The current state of play suggests a season moving on two tracks. One track is the killer-of-the-week structure, which still delivers mood and a procedural backbone. The other is the deeper story around Shane, Lazarus, and what the team knows or does not know. Episode 9 shows that these tracks do not always move at the same speed.
That split creates three possible paths. Best case: the Colette Akins material serves as a bridge into a more forceful season-wide payoff, and the secrecy around Shane and Lazarus lands with real consequence. Most likely: the show continues to alternate between solid single-episode crime stories and incremental reveals. Most challenging: the larger mystery keeps stalling, while the procedural pattern starts to feel interchangeable.
What Wins, What Loses as the Stakes Shift?
For viewers who want atmosphere and crime-story structure, the episode still delivers. For those looking for a stronger emotional or narrative surprise, it leaves more to be desired. The guest performance from Piper Perabo gives the hour energy, but the writing around Colette Akins does not fully transcend the setup.
The biggest winners are the season’s long-term tension points: Shane, Lazarus, and the question of who knows what.
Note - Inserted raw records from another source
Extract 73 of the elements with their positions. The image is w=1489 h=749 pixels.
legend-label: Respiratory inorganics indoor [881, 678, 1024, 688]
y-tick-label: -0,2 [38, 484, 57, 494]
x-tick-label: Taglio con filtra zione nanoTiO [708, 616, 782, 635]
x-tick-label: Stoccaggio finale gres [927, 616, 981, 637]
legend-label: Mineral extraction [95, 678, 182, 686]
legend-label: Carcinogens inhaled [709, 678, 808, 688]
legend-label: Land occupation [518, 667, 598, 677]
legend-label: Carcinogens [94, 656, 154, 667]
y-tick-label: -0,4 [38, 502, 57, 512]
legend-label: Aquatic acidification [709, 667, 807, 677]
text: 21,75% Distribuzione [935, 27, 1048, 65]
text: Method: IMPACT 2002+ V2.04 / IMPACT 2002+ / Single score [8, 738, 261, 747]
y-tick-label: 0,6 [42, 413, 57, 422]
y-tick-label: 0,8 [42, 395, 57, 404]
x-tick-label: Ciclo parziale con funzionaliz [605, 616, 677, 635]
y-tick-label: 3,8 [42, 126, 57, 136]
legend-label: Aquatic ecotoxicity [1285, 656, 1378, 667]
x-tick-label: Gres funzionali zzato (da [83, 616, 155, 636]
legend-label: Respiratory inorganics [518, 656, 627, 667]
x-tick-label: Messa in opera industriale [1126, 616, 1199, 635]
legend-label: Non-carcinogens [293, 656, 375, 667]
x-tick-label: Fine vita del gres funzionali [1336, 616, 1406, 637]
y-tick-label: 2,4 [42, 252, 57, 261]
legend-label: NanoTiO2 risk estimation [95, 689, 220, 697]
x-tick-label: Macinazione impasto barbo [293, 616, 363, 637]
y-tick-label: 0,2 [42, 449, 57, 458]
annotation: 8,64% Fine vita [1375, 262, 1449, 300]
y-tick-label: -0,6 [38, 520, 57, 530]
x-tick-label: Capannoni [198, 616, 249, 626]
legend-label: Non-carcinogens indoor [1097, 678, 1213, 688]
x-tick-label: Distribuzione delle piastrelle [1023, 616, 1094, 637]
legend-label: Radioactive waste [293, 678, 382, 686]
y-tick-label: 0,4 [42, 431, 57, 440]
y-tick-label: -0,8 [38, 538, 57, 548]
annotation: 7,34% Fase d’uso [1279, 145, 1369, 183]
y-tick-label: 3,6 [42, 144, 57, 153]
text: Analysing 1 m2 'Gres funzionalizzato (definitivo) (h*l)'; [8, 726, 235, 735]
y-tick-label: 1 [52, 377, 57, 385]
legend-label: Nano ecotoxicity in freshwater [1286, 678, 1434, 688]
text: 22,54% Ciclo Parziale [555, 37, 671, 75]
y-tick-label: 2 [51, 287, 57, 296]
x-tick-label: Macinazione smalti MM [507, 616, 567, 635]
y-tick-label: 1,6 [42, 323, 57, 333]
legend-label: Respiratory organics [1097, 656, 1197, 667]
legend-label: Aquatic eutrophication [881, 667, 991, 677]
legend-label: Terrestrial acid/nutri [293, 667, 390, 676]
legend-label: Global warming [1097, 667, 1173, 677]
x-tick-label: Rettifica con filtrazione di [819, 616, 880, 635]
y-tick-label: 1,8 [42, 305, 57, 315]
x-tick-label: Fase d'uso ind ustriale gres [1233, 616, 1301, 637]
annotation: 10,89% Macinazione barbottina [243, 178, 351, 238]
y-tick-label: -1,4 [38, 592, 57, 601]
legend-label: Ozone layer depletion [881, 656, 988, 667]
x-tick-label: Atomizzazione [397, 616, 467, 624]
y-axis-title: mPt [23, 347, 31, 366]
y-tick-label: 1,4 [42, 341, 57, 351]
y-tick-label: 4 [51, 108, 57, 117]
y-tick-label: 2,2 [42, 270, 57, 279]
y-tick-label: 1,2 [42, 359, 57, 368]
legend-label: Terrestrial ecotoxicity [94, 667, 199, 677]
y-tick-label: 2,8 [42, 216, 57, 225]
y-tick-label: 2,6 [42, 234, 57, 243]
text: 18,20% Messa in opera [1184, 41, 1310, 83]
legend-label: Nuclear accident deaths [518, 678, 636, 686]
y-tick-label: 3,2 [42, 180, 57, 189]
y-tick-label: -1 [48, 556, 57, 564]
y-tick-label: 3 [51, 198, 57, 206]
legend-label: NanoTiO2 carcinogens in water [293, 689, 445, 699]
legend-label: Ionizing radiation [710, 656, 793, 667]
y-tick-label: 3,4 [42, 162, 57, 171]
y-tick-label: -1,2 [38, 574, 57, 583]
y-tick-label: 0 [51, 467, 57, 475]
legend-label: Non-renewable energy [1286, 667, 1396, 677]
The biggest losers are novelty and speed. When the show leans too hard on the idea that the killer’s motivation is simply external voices, it risks flattening the character. When it slows the macro plot too much, it risks making the season feel standard.
What readers should understand is simple: The Hunting Party is not breaking from its structure yet, but it is revealing where its future depends most on trust, timing, and payoff. If the next episodes sharpen the Shane-Lazarus thread and bring the team’s hidden knowledge into the open, this stretch could matter more than it first appears. If not, the season may remain competent without becoming essential. For now, hunting party is a story about pattern under pressure, and that pressure is only increasing.